Qu’attend-on d’un grand jeu de réflexion ? Assurément qu’il mette nos neurones à dure épreuve, à la manière de Braid, que chaque énigme résolue nous donne l’impression d’être un génie, comme avec SpaceChem, qu’il nous surprenne à chaque tableau, façon Portal. Tetrobot est de ces jeux-là. Mais on attend peut-être aussi du puzzle game une démarche pédagogique, on espère qu’il se mette à notre portée, que petit à petit il nous forme à la complexité de ses règles. Tetrobot & Co. est assurément un grand puzzle game.
Le puzzle game indé est un genre en pleine saturation, l’abondance de l’offre étouffe aussi bien les développeurs que les joueurs, on en a ras le bundle, au point qu’on ne les installe même plus. Tetrobot & Co. est noyé dans la masse des sorties, un de plus parmi tant d’autres pourrait-on croire. En demandant à Swingswing Submarine — dont je n’ai pas fait le précédent jeu, Blocks That Matter, encore un puzzle game de plus ! — un code d’essai, je n’y croyais pas. J’allais y jouer 30 minutes et passer à autre chose. Je suis entré à reculons, prêt à soupirer "encore", à me froisser à la moindre contrariété, à me prendre la porte en pleine gueule avec en outre le mépris des développeurs — "Vous ne comprenez pas ? Mais c’est simplissime pourtant...", bref à lâcher l’affaire dès que possible.
Et puis, non, ce n’est pas comme ça Tetrobot, je me suis trompé. La porte est restée ouverte, on se surprend à progresser d’une énigme à l’autre sans heurt ou presque. Lorsque tout d’un coup ça coince, on ne désespère pas, la solution est toute proche, on l’a au bout de la souris. On tâtonne, on croit y parvenir, on n’avait pas vu venir l’obstacle, le piège géométrique, on s’enferme, on recule pour mieux sauter, parfois on arrête et on se dit que ça passera le lendemain, et en effet on remet les choses à plat, ça glisse, ça percute et ça connecte, ça marche. Ca finit presque toujours par marcher. Au pire, quand vraiment ça ne passe pas, on avance tout de même, même sans utiliser la soluce sur Youtube : pas besoin de résoudre toutes les énigmes pour compléter le niveau. Tetrobot fait dans la pédagogie différenciée, dans l’exercice modulaire, qui stimule le premier de la classe sans désespérément larguer celui du fond qui se chauffe contre le radiateur. Je ne finirai sans doute pas le jeu à 100 %, mais je verrai tous les niveaux. J’y travaille, assidu, appliqué, faute d’être brillant élève.
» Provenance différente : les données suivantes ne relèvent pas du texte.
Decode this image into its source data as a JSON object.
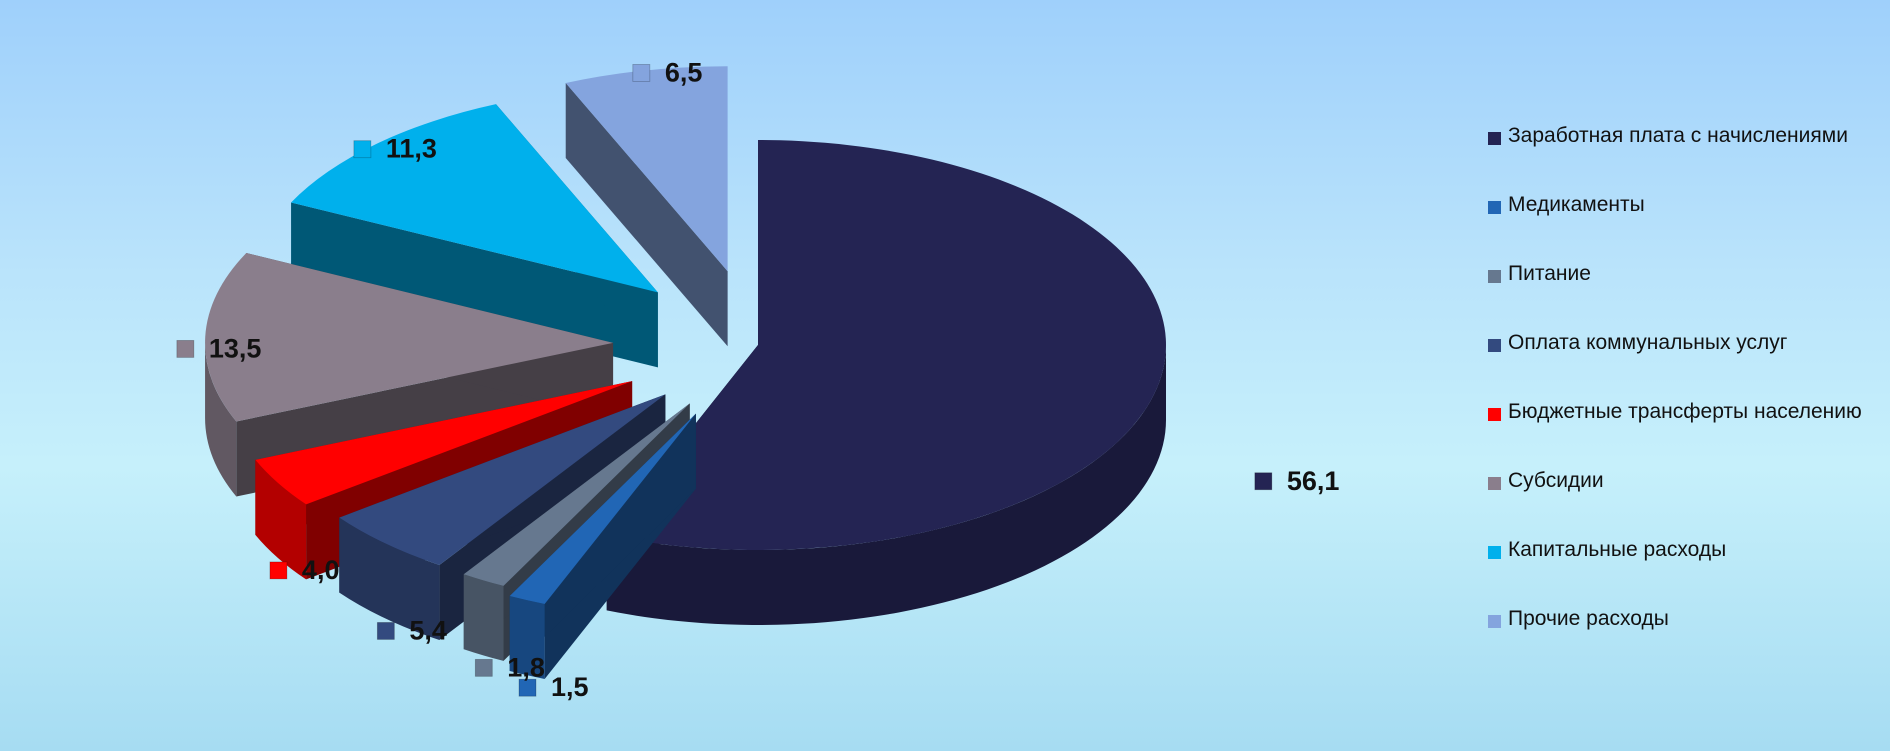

C’est qu’il faut être un rien bûcheur pour se frotter à l’animal. Il ne manque pas de piquant. Si l’on m’avait directement lâché, disons au troisième niveau, j’y aurais totalement perdu mon latin. Tetrobot & Co. est un univers de règles, parfois contre-intuitives, dans lequel on s’étonne de naviguer avec aisance. Alors c’est une histoire de blocs à saisir, seulement sur le côté, jamais par dessus ou par dessous. Pas intuitif, je vous disais, mais on s’y fait vite. Ces blocs se lancent, latéralement, jamais horizontalement. Ils glissent, et ne tombent que s’ils rencontrent un obstacle. Ils permettent d’activer des boutons, d’interrompre des rayons laser. Les blocs d’une même matière s’attachent entre eux. Ceux de bois prennent feu, ceux de sable se vitrifient avec la chaleur, on peut en balancer sur des monstres, et un côté devient collant, les monstres doivent être en Patafix. Il y a des aimants, des canons et des jeux de miroir, rien de totalement nouveau, mais tout cela fait système, un incroyable écosystème d’interactions, aux possibilités de combinaison qui me paraissent presque infinies, mais je ne suis pas game-designer, seulement un joueur admiratif, et qui s’admire lui-même de comprendre quelque chose alors que d’habitude non, vraiment il n’y voit goutte, mais là oui, ça paraît impossible et puis tout d’un coup c’est limpide.